To Kill A King (2003): I was utterly surprised to find this movie just released on DVD about that most tumultuous era of the British Isles’ history, the era of the 1640s and 1650s, when the world of our Anglophone forebears was “turned upside down” (a phrase actually used in the movie). It is well done in many ways: costumes and acting—Rupert Everett as King Charles I is excellent, as is Dougray Scott as Lord Thomas Fairfax (1612-1671), and Olivia Williams as Anne Vere, Fairfax’s wife. It was good to see married love—that between Fairfax and his wife—portrayed with sympathy. In fact, from Naseby to Charles II’s public hanging of Cromwell’s corpse, the movie is marked overall by historical accuracy—except in one instance: the character and rule of Oliver Cromwell.

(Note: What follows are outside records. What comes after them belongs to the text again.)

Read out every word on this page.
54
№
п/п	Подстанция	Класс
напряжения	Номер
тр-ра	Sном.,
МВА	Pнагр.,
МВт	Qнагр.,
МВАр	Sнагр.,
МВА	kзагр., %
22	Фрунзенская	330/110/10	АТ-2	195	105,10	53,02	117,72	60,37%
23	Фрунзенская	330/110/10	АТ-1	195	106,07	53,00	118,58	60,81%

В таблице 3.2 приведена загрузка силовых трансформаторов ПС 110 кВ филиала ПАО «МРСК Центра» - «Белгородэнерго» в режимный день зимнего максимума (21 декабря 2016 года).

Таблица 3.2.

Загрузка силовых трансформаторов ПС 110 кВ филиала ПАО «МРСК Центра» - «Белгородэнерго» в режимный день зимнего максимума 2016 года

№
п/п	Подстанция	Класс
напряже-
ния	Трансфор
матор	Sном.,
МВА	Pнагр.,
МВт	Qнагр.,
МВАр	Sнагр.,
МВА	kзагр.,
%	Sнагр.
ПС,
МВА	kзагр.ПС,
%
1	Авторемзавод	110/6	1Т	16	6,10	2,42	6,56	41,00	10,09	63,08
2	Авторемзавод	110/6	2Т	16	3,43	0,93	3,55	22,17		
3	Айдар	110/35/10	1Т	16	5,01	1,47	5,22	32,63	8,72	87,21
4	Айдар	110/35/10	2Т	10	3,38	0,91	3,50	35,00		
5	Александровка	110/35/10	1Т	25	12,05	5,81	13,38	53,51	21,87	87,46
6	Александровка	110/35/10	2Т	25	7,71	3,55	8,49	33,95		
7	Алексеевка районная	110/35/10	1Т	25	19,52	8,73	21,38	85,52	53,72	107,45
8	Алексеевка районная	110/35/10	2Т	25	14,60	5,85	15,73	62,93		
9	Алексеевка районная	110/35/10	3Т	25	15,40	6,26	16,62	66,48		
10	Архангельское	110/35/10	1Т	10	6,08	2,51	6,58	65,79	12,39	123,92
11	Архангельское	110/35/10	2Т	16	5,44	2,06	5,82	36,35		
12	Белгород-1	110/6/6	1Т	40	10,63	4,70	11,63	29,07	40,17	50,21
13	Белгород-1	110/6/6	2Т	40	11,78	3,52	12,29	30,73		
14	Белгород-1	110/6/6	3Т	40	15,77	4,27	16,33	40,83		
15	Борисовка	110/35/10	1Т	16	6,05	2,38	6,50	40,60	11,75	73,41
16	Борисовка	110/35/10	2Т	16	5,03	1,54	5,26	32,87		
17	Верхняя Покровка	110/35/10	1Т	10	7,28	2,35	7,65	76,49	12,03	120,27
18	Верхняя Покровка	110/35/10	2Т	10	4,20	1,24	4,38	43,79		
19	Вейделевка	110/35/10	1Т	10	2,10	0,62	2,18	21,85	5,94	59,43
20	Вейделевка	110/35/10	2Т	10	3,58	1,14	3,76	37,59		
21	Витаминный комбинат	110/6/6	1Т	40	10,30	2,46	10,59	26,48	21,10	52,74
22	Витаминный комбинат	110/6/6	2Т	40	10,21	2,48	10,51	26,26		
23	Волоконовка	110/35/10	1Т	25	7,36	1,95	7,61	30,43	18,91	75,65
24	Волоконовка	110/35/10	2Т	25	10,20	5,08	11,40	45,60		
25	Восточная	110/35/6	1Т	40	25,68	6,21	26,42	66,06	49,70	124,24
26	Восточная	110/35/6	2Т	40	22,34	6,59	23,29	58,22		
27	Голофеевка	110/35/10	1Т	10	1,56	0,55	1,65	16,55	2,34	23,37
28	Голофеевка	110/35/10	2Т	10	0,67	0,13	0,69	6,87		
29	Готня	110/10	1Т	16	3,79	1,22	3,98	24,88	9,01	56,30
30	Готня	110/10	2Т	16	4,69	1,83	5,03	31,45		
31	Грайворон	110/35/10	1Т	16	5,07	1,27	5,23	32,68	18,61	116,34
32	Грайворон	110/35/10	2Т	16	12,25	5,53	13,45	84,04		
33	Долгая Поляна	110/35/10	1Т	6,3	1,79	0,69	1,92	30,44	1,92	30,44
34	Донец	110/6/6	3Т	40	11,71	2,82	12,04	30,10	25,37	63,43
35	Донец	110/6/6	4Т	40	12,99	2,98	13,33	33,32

I was sorely disappointed in the portrayal of Oliver Cromwell (acted by Tim Roth). Not by Roth’s acting, but by the portrayal of Cromwell as a morose individual who, according to the movie, eventually exercises a brutal tyranny through the Army. The movie thus perpetuates one of our great historical myths: that Cromwell was cut from the same cloth of such later tyrants like Robespierre and Stalin. As one reviewer put it, Roth’s Cromwell is “assured but troubled, righteous yet ruthless,…the ugly, human face of this riveting drama.”

Those of us who love the memory of Cromwell—in this, the 350th anniversary of his death—await a sensitive, accurate celluloid portrayal of this complex man.